ビーチャーらが先駆けて行ったプラセボに関する科学的研究は、プラセボ効果が客観的に存在することを説得力を持って実証しました。しかし、プラセボ効果の物質的な根拠は何でしょうか?この疑問に対する答えが明らかになり始めたのは、脳神経科学が発展した 1970 年代になってからでした。

(つづく)

主な参考文献

· フィニスDG。プラセボ効果:歴史的および現代的な評価。国際改訂神経生物学。 2018年; 139: 1-27.

· ハシュミ JA.プラセボ効果: 理論、メカニズム、目的論的根源。国際改訂神経生物学。 2018年; 139:233-53.

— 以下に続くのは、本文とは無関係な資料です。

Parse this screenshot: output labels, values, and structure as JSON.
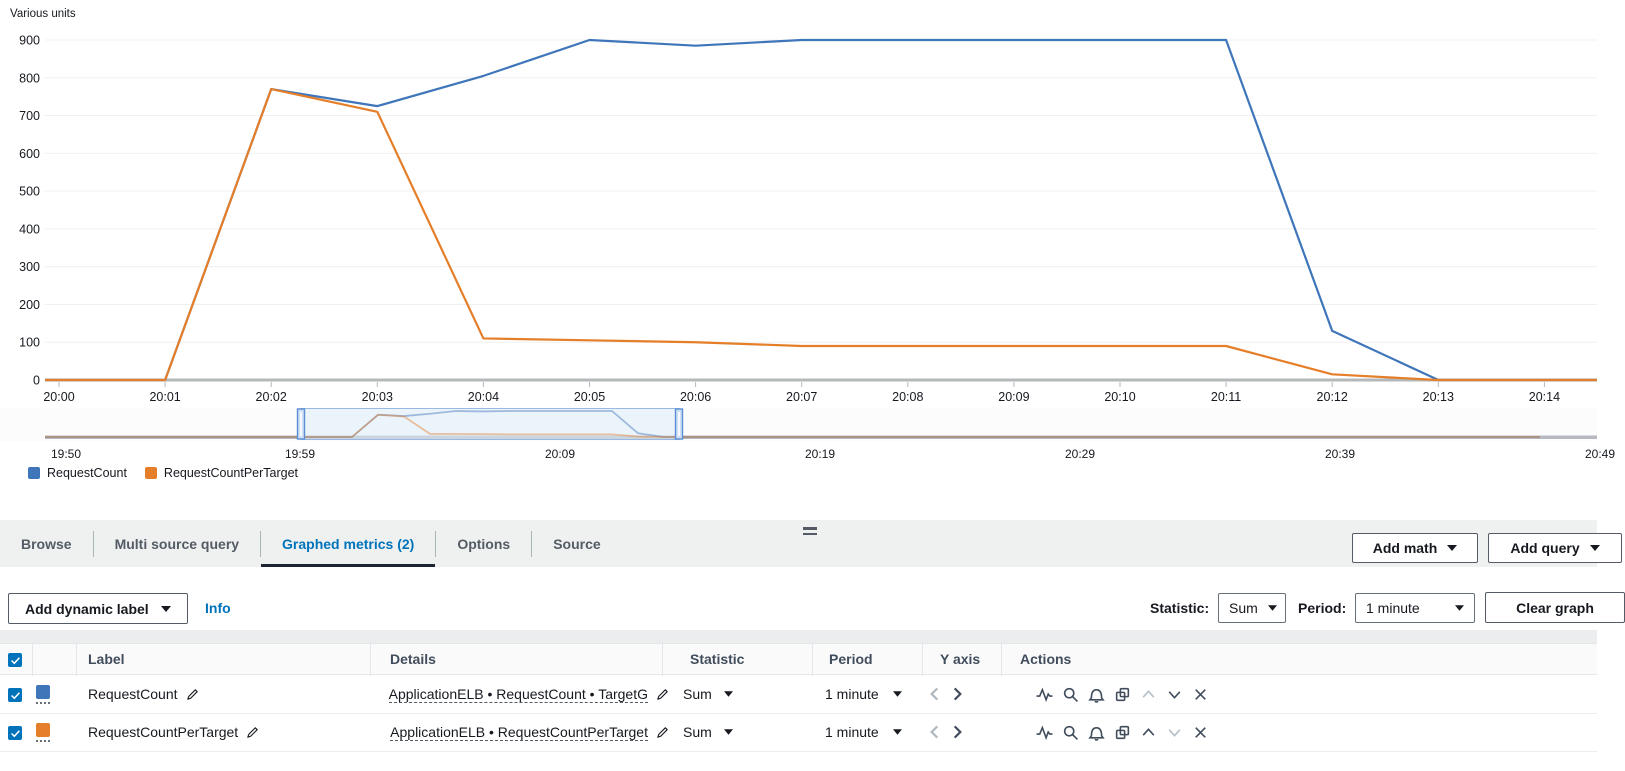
{
  "chart": {
    "units_label": "Various units",
    "y_ticks": [
      "0",
      "100",
      "200",
      "300",
      "400",
      "500",
      "600",
      "700",
      "800",
      "900"
    ],
    "axis_color": "#b5b8ba",
    "grid_color": "#f0f0f0"
  },
  "chart_data": {
    "type": "line",
    "title": "Various units",
    "x": [
      "20:00",
      "20:01",
      "20:02",
      "20:03",
      "20:04",
      "20:05",
      "20:06",
      "20:07",
      "20:08",
      "20:09",
      "20:10",
      "20:11",
      "20:12",
      "20:13",
      "20:14"
    ],
    "series": [
      {
        "name": "RequestCount",
        "color": "#3f76ba",
        "values": [
          0,
          0,
          770,
          725,
          805,
          900,
          885,
          900,
          900,
          900,
          900,
          900,
          130,
          0,
          0
        ]
      },
      {
        "name": "RequestCountPerTarget",
        "color": "#e57e28",
        "values": [
          0,
          0,
          770,
          710,
          110,
          105,
          100,
          90,
          90,
          90,
          90,
          90,
          15,
          0,
          0
        ]
      }
    ],
    "ylim": [
      0,
      900
    ],
    "y_tick_step": 100,
    "grid": "horizontal",
    "legend_position": "bottom-left"
  },
  "brush": {
    "ticks": [
      "19:50",
      "19:59",
      "20:09",
      "20:19",
      "20:29",
      "20:39",
      "20:49"
    ],
    "selection": {
      "start": "19:59",
      "end": "20:14"
    }
  },
  "legend": {
    "items": [
      {
        "label": "RequestCount",
        "color": "#3f76ba"
      },
      {
        "label": "RequestCountPerTarget",
        "color": "#e57e28"
      }
    ]
  },
  "tabs": {
    "items": [
      {
        "label": "Browse",
        "active": false
      },
      {
        "label": "Multi source query",
        "active": false
      },
      {
        "label": "Graphed metrics (2)",
        "active": true
      },
      {
        "label": "Options",
        "active": false
      },
      {
        "label": "Source",
        "active": false
      }
    ],
    "add_math_label": "Add math",
    "add_query_label": "Add query",
    "active_color": "#0073bb"
  },
  "toolbar": {
    "add_dynamic_label": "Add dynamic label",
    "info_label": "Info",
    "statistic_label": "Statistic:",
    "statistic_value": "Sum",
    "period_label": "Period:",
    "period_value": "1 minute",
    "clear_graph_label": "Clear graph"
  },
  "table": {
    "headers": [
      "Label",
      "Details",
      "Statistic",
      "Period",
      "Y axis",
      "Actions"
    ],
    "header_checkbox_checked": true,
    "actions_icons": [
      "activity",
      "zoom",
      "alarm",
      "duplicate",
      "move-up",
      "move-down",
      "remove"
    ],
    "rows": [
      {
        "checked": true,
        "color": "#3f76ba",
        "label": "RequestCount",
        "details": "ApplicationELB • RequestCount • TargetG",
        "statistic": "Sum",
        "period": "1 minute",
        "move_up_enabled": false,
        "move_down_enabled": true
      },
      {
        "checked": true,
        "color": "#e57e28",
        "label": "RequestCountPerTarget",
        "details": "ApplicationELB • RequestCountPerTarget",
        "statistic": "Sum",
        "period": "1 minute",
        "move_up_enabled": true,
        "move_down_enabled": false
      }
    ]
  }
}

· エヴァンス D. プラセボ:現代医学における物質に勝る精神。ロンドン:ハーパーコリンズ出版社、2004年。

· ヴァンス E. 暗示にかかりやすいあなた:脳が持つ欺き、変容、治癒の能力に関する不思議な科学。ワシントン DC: ナショナル ジオグラフィック パートナーズ、2016 年。

参考文献

[1] ビーチャーHK.強力なプラセボ。ジャーナル・オブ・アメリカン・メッド・アソシエイツ1955年; 159: 1602-6.
[2] Laska E & Sunshine A. 鎮痛の期待:プラセボ効果。頭痛。 1973年; 1: 1–11.[3] Kaptchuk TJ 他医療機器はプラセボ効果を高めますか? J 臨床疫学。 2000年; 53: 786-92.